Hingga kini, PT IHIP belum memperlihatkan Memorandum of Understanding (MoU) terkait klaim jalan tani tersebut
Masyarakat telah beberapa kali melakukan aksi blokade untuk menuntut transparansi, namun PT IHIP tetap belum menunjukkan dokumen yang diminta.
Proses hukum yang dihadapi oleh warga di Desa Ambunu, Tondo, dan Topogaro menunjukkan adanya upaya kriminalisasi yang dilakukan oleh PT BTIIG terhadap tujuh orang warga.
Wandi, pengkampanye dari Walhi Sulteng, mengecam tindakan PT IHIP yang dinilainya sebagai upaya pembungkaman terhadap perjuangan masyarakat untuk hak hidup mereka.
Menurutnya, tindakan serupa dapat berpotensi terjadi di desa-desa lain, seiring dengan ekspansi perusahaan yang belum disertai dengan kontrol pemerintah yang memadai.
“Penggusuran paksa lahan sawit produktif seluas 14 hektar di Desa Ambunu pada 17 Oktober 2022, yang dilakukan tanpa sepengetahuan pemiliknya, menggambarkan tindakan semena-mena perusahaan,” ujar Wandi.

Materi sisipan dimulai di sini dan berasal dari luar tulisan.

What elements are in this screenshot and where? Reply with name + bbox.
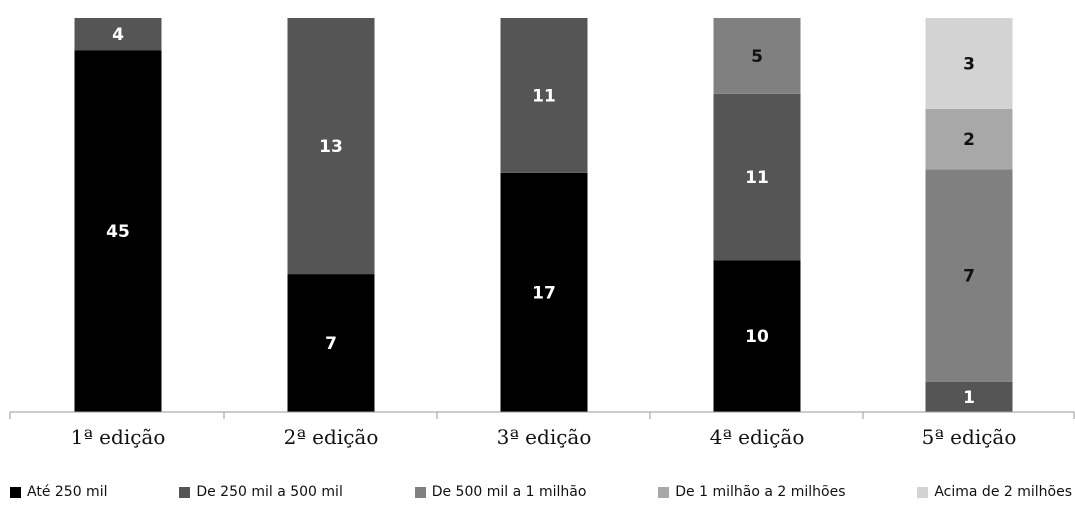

“Meskipun masyarakat menerima ganti rugi, praktik perusahaan ini tidak berbeda jauh dari era penjajahan,” sambungnya
PT BTIIG adalah pengelola smelter nikel yang beroperasi dalam kawasan IHIP. Perusahaan ini memiliki komposisi saham yang terdiri dari Zhensi Indonesia Industrial Park (51%), Beijing Shengyue Oriental Investment Co., Ltd (10,28%), PT Kejayaan Emas Persada (27,45%), dan PT Himalaya Global Investment (11,27%), dengan total investasi mencapai Rp 14 triliun.
Luas kawasan yang dikelola mencapai 20.000 hektar, meliputi beberapa desa seperti Wata, Tondo, Ambunu, Topogaro, Upanga, Larebonu, dan Wosu, dan merupakan bagian dari proyek internasional “One Belt, One Road Initiative.”